Approximating Single-Source Personalized PageRank with Absolute Error Guarantees
Zhewei Wei, Ji-Rong Wen, Mingji Yang
TL;DR
This work studies the classic Single-Source PPR query, and proposes an algorithm that provides approximations with absolute error guarantees with high probability, achieving an expected complexity of $\widetilde{O}\left(\sqrt{\sum_{t\in V}\pi(s,t)/d(t)}\big/\varepsilon_d\right)$.
Abstract
Personalized PageRank (PPR) is an extensively studied and applied node proximity measure in graphs. For a pair of nodes $s$ and $t$ on a graph $G=(V,E)$, the PPR value $π(s,t)$ is defined as the probability that an $α$-discounted random walk from $s$ terminates at $t$, where the walk terminates with probability $α$ at each step. We study the classic Single-Source PPR query, which asks for PPR approximations from a given source node $s$ to all nodes in the graph. Specifically, we aim to provide approximations with absolute error guarantees, ensuring that the resultant PPR estimates $\hatπ(s,t)$ satisfy $\max_{t\in V}\big|\hatπ(s,t)-π(s,t)\big|\le\varepsilon$ for a given error bound $\varepsilon$. We propose an algorithm that achieves this with high probability, with an expected running time of - $\widetilde{O}\big(\sqrt{m}/\varepsilon\big)$ for directed graphs, where $m=|E|$; - $\widetilde{O}\big(\sqrt{d_{\mathrm{max}}}/\varepsilon\big)$ for undirected graphs, where $d_{\mathrm{max}}$ is the maximum node degree in the graph; - $\widetilde{O}\left(n^{γ-1/2}/\varepsilon\right)$ for power-law graphs, where $n=|V|$ and $γ\in\left(\frac{1}{2},1\right)$ is the extent of the power law.
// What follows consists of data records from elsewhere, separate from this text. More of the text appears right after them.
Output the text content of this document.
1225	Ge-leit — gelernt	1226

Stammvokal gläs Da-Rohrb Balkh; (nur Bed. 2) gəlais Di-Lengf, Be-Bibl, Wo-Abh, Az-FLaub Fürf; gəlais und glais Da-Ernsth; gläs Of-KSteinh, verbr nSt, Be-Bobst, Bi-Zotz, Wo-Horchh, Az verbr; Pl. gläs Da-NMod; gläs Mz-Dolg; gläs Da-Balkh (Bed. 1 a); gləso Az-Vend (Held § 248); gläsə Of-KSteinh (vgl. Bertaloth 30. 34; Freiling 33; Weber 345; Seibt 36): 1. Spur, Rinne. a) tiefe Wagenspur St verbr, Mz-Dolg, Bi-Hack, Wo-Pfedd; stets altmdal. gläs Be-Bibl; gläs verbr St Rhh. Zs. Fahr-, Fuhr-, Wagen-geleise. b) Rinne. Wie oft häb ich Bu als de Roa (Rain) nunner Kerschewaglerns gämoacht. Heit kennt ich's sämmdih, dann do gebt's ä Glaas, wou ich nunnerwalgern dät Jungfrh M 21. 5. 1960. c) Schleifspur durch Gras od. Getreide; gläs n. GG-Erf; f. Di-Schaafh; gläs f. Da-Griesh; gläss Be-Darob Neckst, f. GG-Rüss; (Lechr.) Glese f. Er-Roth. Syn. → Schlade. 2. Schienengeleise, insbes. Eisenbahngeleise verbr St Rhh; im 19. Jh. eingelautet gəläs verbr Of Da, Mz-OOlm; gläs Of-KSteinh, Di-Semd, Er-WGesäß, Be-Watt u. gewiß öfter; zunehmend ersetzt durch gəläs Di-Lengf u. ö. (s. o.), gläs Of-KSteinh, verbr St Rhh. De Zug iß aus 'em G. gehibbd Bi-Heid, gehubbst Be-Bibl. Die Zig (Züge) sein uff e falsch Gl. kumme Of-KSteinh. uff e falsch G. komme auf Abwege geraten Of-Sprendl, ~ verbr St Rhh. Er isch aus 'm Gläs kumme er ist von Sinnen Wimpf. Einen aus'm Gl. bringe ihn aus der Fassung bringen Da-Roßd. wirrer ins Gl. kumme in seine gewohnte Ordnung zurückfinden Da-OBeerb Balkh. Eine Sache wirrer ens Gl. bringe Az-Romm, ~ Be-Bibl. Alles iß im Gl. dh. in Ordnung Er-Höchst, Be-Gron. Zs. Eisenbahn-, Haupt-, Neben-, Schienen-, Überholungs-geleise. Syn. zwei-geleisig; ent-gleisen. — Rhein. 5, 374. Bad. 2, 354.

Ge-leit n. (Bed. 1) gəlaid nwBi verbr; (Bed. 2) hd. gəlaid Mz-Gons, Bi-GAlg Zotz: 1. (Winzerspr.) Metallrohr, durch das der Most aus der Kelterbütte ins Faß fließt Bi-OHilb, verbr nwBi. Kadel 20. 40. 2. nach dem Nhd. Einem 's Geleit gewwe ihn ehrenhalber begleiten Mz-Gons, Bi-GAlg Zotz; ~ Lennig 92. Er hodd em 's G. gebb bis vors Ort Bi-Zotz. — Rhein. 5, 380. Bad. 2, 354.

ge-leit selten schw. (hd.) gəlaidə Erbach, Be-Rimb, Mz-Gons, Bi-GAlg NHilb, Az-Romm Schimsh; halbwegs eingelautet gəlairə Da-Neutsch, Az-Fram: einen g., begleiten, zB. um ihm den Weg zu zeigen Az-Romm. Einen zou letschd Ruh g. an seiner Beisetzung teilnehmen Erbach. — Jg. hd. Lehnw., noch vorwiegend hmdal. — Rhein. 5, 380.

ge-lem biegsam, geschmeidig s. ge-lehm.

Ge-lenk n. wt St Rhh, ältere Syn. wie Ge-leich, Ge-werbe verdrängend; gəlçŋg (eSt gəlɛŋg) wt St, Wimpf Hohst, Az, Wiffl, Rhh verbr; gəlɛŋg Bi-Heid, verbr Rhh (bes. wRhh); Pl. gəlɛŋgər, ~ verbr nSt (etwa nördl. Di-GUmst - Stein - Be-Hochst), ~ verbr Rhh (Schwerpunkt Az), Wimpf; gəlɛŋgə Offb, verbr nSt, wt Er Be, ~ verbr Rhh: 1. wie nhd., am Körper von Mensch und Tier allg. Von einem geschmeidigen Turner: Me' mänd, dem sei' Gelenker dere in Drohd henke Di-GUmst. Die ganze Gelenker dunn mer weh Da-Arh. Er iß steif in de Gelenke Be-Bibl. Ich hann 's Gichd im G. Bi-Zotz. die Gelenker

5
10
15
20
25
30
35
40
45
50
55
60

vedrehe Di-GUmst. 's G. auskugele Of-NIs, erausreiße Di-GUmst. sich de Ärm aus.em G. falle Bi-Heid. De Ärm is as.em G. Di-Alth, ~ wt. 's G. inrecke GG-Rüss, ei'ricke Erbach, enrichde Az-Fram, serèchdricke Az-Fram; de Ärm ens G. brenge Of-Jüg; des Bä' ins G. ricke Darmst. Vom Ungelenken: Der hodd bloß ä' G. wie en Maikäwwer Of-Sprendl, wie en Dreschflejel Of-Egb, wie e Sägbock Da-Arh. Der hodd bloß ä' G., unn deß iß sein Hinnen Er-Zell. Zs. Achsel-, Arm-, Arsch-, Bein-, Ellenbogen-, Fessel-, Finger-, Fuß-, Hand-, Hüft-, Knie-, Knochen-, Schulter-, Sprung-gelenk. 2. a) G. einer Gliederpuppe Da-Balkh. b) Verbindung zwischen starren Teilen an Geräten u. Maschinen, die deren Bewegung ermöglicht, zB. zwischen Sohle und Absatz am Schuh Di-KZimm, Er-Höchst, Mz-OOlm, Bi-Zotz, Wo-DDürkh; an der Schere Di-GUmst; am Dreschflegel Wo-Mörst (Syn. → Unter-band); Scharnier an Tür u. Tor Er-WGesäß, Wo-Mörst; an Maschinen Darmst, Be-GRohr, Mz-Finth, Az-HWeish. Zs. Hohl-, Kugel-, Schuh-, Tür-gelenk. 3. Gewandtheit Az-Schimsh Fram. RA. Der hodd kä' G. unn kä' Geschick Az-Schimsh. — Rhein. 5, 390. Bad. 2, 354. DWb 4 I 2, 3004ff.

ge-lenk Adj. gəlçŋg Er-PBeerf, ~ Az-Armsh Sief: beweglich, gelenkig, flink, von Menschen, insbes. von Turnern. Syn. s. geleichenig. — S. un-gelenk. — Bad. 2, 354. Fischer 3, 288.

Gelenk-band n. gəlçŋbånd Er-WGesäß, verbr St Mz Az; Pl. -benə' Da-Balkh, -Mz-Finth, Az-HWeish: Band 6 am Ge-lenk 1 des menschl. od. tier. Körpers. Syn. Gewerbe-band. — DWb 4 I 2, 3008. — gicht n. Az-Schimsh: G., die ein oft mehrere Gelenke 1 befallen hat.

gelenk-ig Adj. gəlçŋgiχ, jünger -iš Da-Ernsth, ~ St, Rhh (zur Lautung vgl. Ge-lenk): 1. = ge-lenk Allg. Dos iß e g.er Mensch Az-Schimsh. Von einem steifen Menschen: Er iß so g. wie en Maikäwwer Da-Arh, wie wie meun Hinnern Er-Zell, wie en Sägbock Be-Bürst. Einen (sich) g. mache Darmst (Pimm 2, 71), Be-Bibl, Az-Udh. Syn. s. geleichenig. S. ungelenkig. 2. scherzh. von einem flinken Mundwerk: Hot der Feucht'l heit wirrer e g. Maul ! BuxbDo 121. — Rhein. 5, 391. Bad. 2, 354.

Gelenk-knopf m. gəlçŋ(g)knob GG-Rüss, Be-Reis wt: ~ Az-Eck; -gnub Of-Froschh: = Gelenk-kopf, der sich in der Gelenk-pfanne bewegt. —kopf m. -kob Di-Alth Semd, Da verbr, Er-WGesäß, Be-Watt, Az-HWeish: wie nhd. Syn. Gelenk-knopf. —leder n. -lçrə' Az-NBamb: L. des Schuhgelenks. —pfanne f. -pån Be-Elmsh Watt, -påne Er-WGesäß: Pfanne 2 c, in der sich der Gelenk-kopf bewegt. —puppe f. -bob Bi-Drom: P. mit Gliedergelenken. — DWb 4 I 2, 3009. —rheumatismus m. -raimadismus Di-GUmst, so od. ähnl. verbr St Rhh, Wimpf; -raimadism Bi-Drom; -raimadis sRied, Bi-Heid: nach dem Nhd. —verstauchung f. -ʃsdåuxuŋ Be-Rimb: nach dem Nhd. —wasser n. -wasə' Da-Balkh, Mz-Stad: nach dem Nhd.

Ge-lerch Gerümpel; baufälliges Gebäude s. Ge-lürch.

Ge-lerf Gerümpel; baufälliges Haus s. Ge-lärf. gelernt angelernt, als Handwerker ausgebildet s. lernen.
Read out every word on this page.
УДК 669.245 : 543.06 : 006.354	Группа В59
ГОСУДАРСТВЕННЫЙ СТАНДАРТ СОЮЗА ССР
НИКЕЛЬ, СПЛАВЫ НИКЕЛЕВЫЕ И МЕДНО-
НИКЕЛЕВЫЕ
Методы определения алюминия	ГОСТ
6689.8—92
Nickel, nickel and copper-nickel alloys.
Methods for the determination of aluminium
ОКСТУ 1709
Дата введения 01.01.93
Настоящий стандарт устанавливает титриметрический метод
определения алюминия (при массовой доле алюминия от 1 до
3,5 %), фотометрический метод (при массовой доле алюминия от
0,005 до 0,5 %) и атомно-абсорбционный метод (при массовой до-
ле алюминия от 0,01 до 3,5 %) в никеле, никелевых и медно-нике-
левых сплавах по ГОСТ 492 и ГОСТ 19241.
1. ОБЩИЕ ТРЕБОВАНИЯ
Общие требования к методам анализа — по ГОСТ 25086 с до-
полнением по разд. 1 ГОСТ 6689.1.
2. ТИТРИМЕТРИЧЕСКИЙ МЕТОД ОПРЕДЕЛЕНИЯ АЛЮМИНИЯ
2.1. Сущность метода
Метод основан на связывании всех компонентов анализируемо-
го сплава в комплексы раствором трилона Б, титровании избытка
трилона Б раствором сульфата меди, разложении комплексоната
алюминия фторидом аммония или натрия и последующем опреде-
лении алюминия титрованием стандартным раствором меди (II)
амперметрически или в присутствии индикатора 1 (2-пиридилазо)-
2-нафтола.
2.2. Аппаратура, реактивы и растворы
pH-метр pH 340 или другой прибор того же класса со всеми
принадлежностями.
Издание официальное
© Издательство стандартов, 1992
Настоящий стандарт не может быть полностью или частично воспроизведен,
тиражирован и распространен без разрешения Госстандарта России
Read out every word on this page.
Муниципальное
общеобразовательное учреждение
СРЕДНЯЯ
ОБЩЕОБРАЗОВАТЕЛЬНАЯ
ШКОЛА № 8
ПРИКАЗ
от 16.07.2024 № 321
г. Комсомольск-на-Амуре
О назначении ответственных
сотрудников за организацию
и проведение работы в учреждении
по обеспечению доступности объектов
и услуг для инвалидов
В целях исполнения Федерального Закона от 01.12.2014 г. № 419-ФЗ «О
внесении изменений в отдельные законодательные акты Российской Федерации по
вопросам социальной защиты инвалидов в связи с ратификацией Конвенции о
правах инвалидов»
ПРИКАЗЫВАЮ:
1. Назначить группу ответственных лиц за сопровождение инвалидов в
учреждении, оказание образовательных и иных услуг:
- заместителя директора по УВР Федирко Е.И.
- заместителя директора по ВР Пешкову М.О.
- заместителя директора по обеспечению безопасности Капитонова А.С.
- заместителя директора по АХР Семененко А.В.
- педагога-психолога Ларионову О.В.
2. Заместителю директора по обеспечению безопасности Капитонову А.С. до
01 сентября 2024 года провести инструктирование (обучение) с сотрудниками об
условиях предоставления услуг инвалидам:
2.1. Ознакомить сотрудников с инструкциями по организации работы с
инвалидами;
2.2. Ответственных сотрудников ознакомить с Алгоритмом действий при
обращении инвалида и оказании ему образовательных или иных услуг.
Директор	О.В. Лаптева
These sublinear bounds improve upon existing results. We also study the case when degree-normalized absolute error guarantees are desired, requiring $\max_{t\in V}\big|\hatπ(s,t)/d(t)-π(s,t)/d(t)\big|\le\varepsilon_d$ for a given error bound $\varepsilon_d$, where the graph is undirected and $d(t)$ is the degree of node $t$. We give an algorithm that provides this error guarantee with high probability, achieving an expected complexity of $\widetilde{O}\left(\sqrt{\sum_{t\in V}π(s,t)/d(t)}\big/\varepsilon_d\right)$. This improves over the previously known $O(1/\varepsilon_d)$ complexity.